In the first two weeks of December, an average of 1,980 people per 100,000 were infected in the general population, reports De Morgen, but in sectors where there’s a lot of contact with young people and children, that figure is much higher.
In day-care centres and nurseries, there are 3,310 cases per 100,000 people. The incidence is 70% higher than in the average working population.
An already beleaguered sector
“We are now extra confronted with the fact that this has been a bottleneck sector for a very long time,” said Nele Wouters, spokesperson for Kind en Gezin, referring to how staff shortages due to illness are affecting parents’ ability to find care for their children.
The Flemish government is responding with subsidies for CO2 meters and self-tests.
“The infection rates in childcare are astounding,” said Celia Groothedde (Groen), Flemish Member of Parliament.
“For months now, I have been seeing the infections and staff cuts in childcare swell, and I am proposing an emergency plan to the Flemish government. Our childcare is being neglected. The standards – 8 to 9 babies per person on average – are among the lowest in Europe, exhaust child carers and are bad for the children.”
A brief questionnaire revealed that there are indeed many childcare providers who are at their wits’ end.

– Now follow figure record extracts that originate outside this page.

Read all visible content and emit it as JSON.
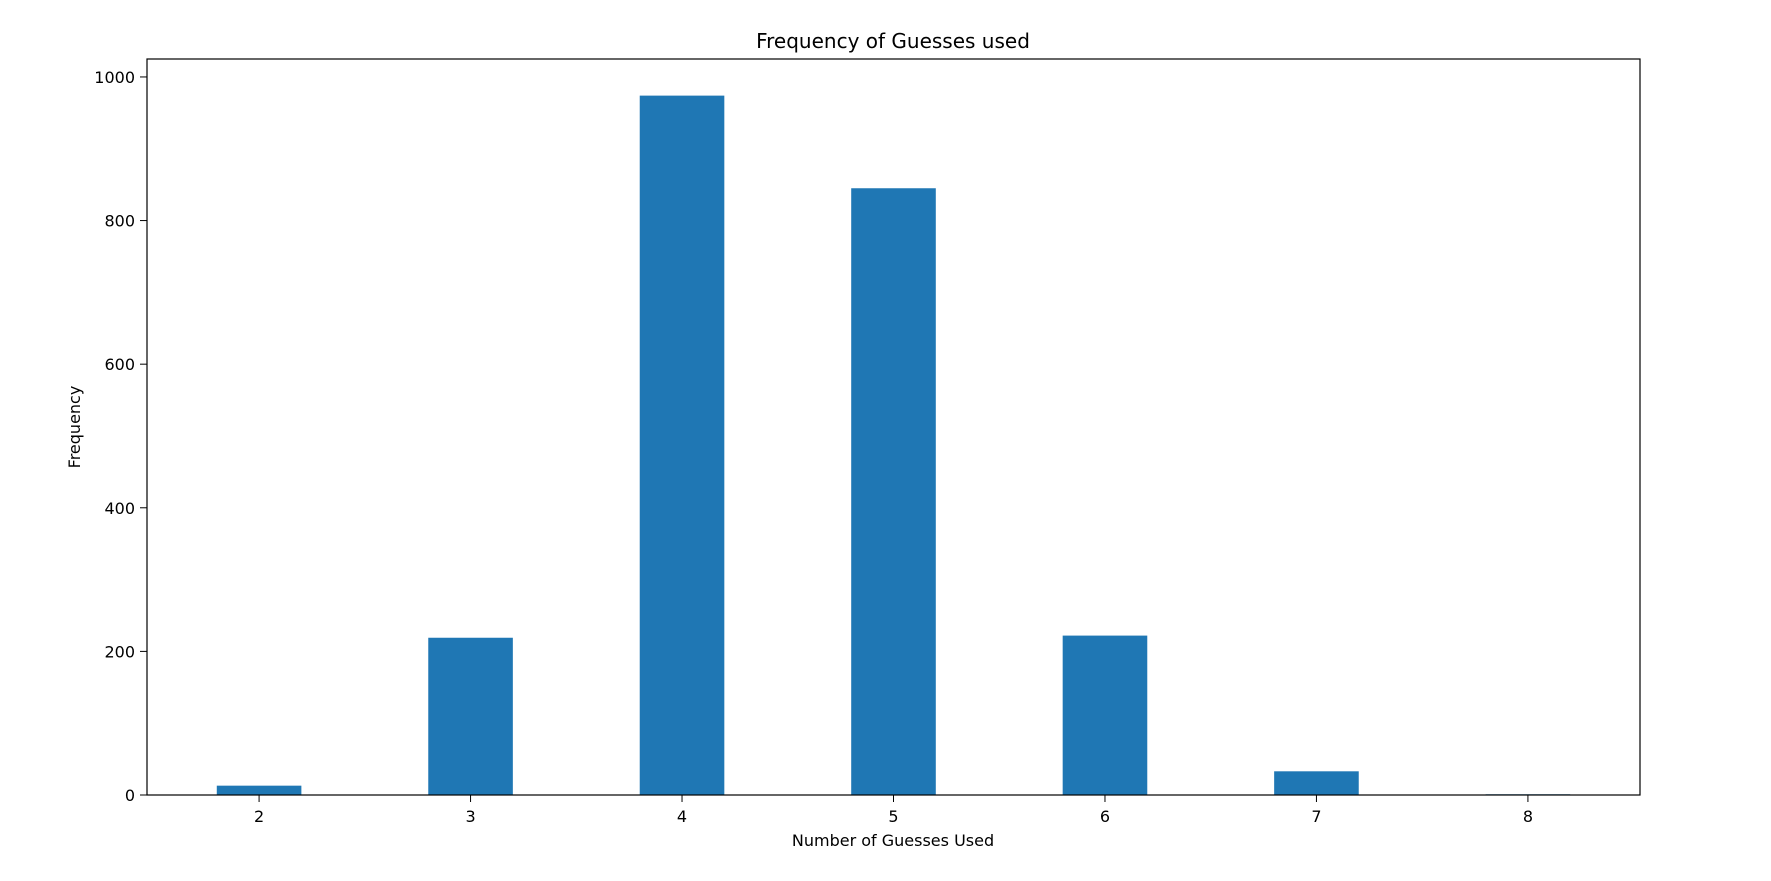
{
  "chart_data": {
    "type": "bar",
    "title": "Frequency of Guesses used",
    "xlabel": "Number of Guesses Used",
    "ylabel": "Frequency",
    "categories": [
      "2",
      "3",
      "4",
      "5",
      "6",
      "7",
      "8"
    ],
    "values": [
      13,
      219,
      974,
      845,
      222,
      33,
      1
    ],
    "ylim": [
      0,
      1025
    ],
    "yticks": [
      0,
      200,
      400,
      600,
      800,
      1000
    ],
    "grid": false,
    "legend": "none",
    "bar_color": "#1f77b4",
    "axis_color": "#000000"
  }
}
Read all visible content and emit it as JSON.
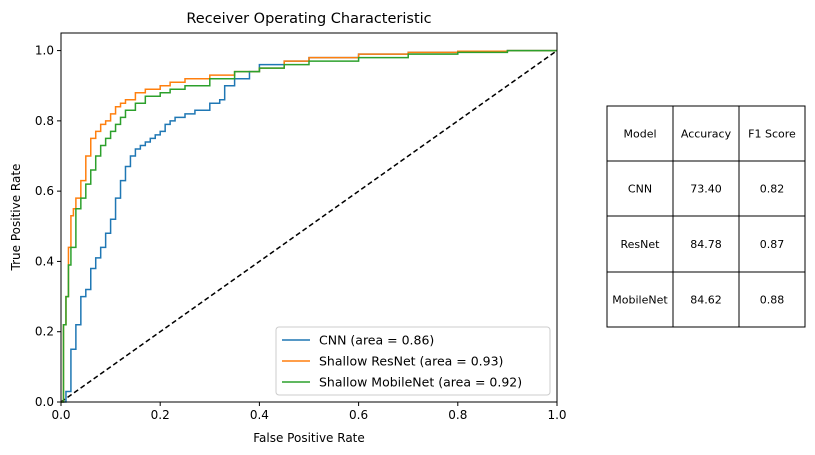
{
  "chart_data": {
    "type": "line",
    "title": "Receiver Operating Characteristic",
    "xlabel": "False Positive Rate",
    "ylabel": "True Positive Rate",
    "xlim": [
      0.0,
      1.0
    ],
    "ylim": [
      0.0,
      1.05
    ],
    "xticks": [
      "0.0",
      "0.2",
      "0.4",
      "0.6",
      "0.8",
      "1.0"
    ],
    "yticks": [
      "0.0",
      "0.2",
      "0.4",
      "0.6",
      "0.8",
      "1.0"
    ],
    "grid": false,
    "legend_position": "lower-right",
    "series": [
      {
        "name": "CNN (area = 0.86)",
        "color": "#1f77b4",
        "style": "step",
        "x": [
          0,
          0.01,
          0.02,
          0.03,
          0.04,
          0.05,
          0.06,
          0.07,
          0.08,
          0.09,
          0.1,
          0.11,
          0.12,
          0.13,
          0.14,
          0.15,
          0.16,
          0.17,
          0.18,
          0.19,
          0.2,
          0.21,
          0.22,
          0.23,
          0.25,
          0.27,
          0.3,
          0.32,
          0.33,
          0.35,
          0.38,
          0.4,
          0.45,
          0.5,
          0.6,
          0.7,
          0.8,
          0.9,
          1.0
        ],
        "y": [
          0,
          0.03,
          0.15,
          0.22,
          0.3,
          0.32,
          0.38,
          0.41,
          0.44,
          0.48,
          0.52,
          0.58,
          0.63,
          0.67,
          0.7,
          0.72,
          0.73,
          0.74,
          0.75,
          0.76,
          0.77,
          0.79,
          0.8,
          0.81,
          0.82,
          0.83,
          0.85,
          0.86,
          0.9,
          0.92,
          0.94,
          0.96,
          0.97,
          0.98,
          0.99,
          0.995,
          0.998,
          1.0,
          1.0
        ]
      },
      {
        "name": "Shallow ResNet (area = 0.93)",
        "color": "#ff7f0e",
        "style": "step",
        "x": [
          0,
          0.005,
          0.01,
          0.015,
          0.02,
          0.025,
          0.03,
          0.04,
          0.05,
          0.06,
          0.07,
          0.08,
          0.09,
          0.1,
          0.11,
          0.12,
          0.13,
          0.15,
          0.17,
          0.2,
          0.22,
          0.25,
          0.3,
          0.35,
          0.4,
          0.45,
          0.5,
          0.6,
          0.7,
          0.8,
          0.9,
          1.0
        ],
        "y": [
          0,
          0.22,
          0.3,
          0.44,
          0.53,
          0.55,
          0.58,
          0.63,
          0.7,
          0.75,
          0.77,
          0.79,
          0.8,
          0.82,
          0.84,
          0.85,
          0.86,
          0.88,
          0.89,
          0.9,
          0.91,
          0.92,
          0.93,
          0.94,
          0.95,
          0.97,
          0.98,
          0.99,
          0.995,
          0.998,
          1.0,
          1.0
        ]
      },
      {
        "name": "Shallow MobileNet (area = 0.92)",
        "color": "#2ca02c",
        "style": "step",
        "x": [
          0,
          0.005,
          0.01,
          0.015,
          0.02,
          0.03,
          0.04,
          0.05,
          0.06,
          0.07,
          0.08,
          0.09,
          0.1,
          0.11,
          0.12,
          0.13,
          0.15,
          0.17,
          0.2,
          0.22,
          0.25,
          0.3,
          0.35,
          0.4,
          0.45,
          0.5,
          0.6,
          0.7,
          0.8,
          0.9,
          1.0
        ],
        "y": [
          0,
          0.22,
          0.3,
          0.39,
          0.44,
          0.55,
          0.58,
          0.62,
          0.66,
          0.7,
          0.73,
          0.75,
          0.77,
          0.79,
          0.81,
          0.83,
          0.85,
          0.87,
          0.88,
          0.89,
          0.9,
          0.92,
          0.94,
          0.95,
          0.96,
          0.97,
          0.98,
          0.99,
          0.995,
          1.0,
          1.0
        ]
      }
    ],
    "reference_line": {
      "x": [
        0,
        1
      ],
      "y": [
        0,
        1
      ],
      "color": "#000000",
      "style": "dashed"
    },
    "table": {
      "columns": [
        "Model",
        "Accuracy",
        "F1 Score"
      ],
      "rows": [
        [
          "CNN",
          "73.40",
          "0.82"
        ],
        [
          "ResNet",
          "84.78",
          "0.87"
        ],
        [
          "MobileNet",
          "84.62",
          "0.88"
        ]
      ]
    }
  }
}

“Colleagues drop out because they themselves are ill, have to go into quarantine, or are burnt out,” said one person, who prefers to remain anonymous.
Many crèches reported that a lot of their staff are transitioning into teaching jobs. Those who remain are not only confronted with a high number of children to care for, but parents who deliberately disguise their sick children’s symptoms using suppositories or even antibiotics, just to avoid having to keep them home.
Ventilation is key
Virologist Marc Van Ranst emphasised the importance of ventilation in the group and sleeping rooms, which is certainly not optimal everywhere. “Sometimes the problems are structural, or the ventilation equipment is not used enough because of the cost in the heating season,” said Van Ranst.
Childcare is certainly not the only sector that scores high in terms of infections: second place goes to secondary education. But while the debate about CO2 meters or air cleaners in the classrooms has been going on for months, that debate has been much less intense in the nurseries recently.
“CO2 meters are not yet in every crèche and natural ventilation is often underused because they find drafts and the cold annoying,” said Van Ranst. “Air cleaners are still hardly to be found in nurseries. Yet they could be part of the solution.”
Flemish Minister of Welfare and Public Health Wouter Beke (CD&V) agreed: “The organisers of childcare will receive a lump-sum subsidy to install CO2 meters and buy self-tests.”
“Additionally, we are also taking many measures to reduce the number of vacancies. Finally, we will compensate the lost income in case of absences due to quarantine or infection, so that the facilities do not suffer any loss of income.”